Overall, the analysis shows that the Peugeot e-208 actually charges with almost 100 kW. Even if there are of course electric cars that charge much faster (the Hyundai Ioniq 5, for example, with up to 220 kW) that is a high charging capacity for a small car, which is usually not moved over long distances.

The average charging power of around 50 kW is also really okay. When it comes to range recharging, the Peugeot falls behind premium models such as the BMW i3 or Mini Cooper SE from around 65 percent SOC. But the Peugeot is better than the ore competitor Renault Zoe over the entire loading area. You can read more about this tomorrow in the promised comparison with other small electric cars.

Addendum from June 10th: Our reader Marcel B. points out that it has apparently recently been a Software update for the e-208 that is currently being rolled out. It should further improve the charging curve.
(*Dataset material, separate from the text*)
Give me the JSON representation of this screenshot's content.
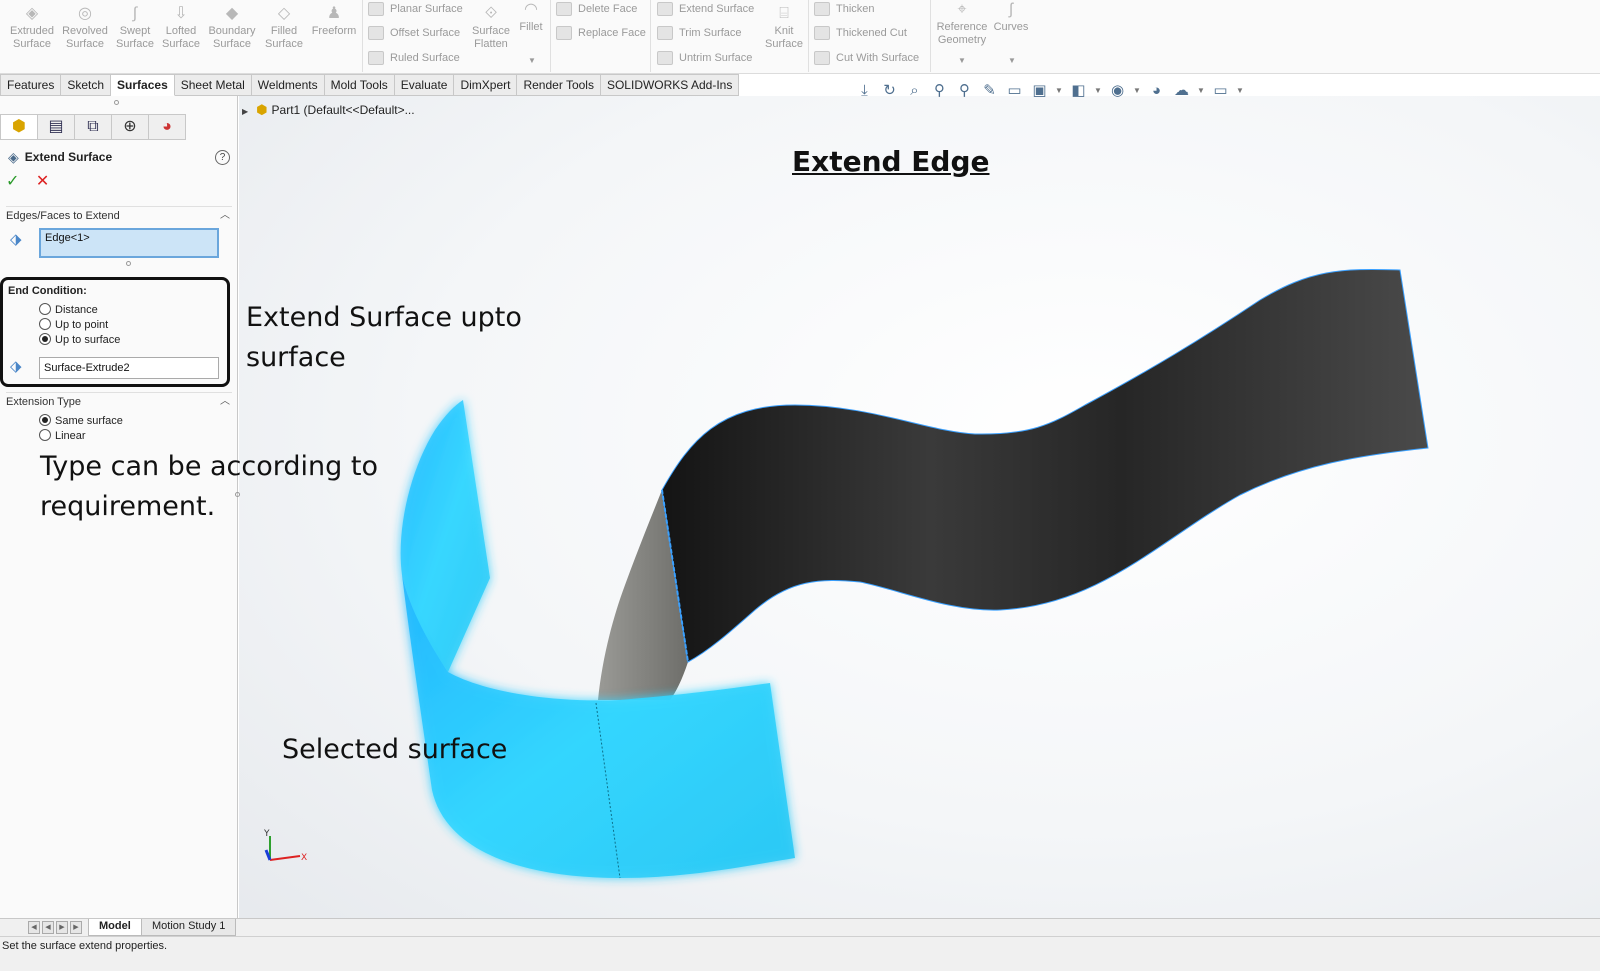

In Goingelectric’s electric car forum Several e-208 owners confirm that they have now received an invitation from their dealer for this. Apparently the update has only been available since the end of May.

More fast charge analytics: Peugeot e-208: Charging curve shows high maximum charging power-peugeot Tesla Model 3 SR + and VW ID.3 in a duel: who charges faster?

Peugeot e-208: Charging curve shows high maximum charging power-e-208 Hyundai Ioniq 5: Charging curve confirms fixed range reloading

General remarks:

  • Some values ​​on the charts are estimates based on the data source
  • The temperature of the battery cells can have a very negative effect on the charging capacity. We have no data on the temperatures of the battery at the beginning and during the charging process. At low or high temperatures and after very dynamic driving, the charging power can be significantly lower than indicated in the diagrams. In extreme cases, the charging process can even be completely impossible.
  • The text has been compared to the English-language original by Mark Kane changed significantly. Above all, we explained some of the results in more detail, added the e-CMP-based electric vans and appended a conclusion.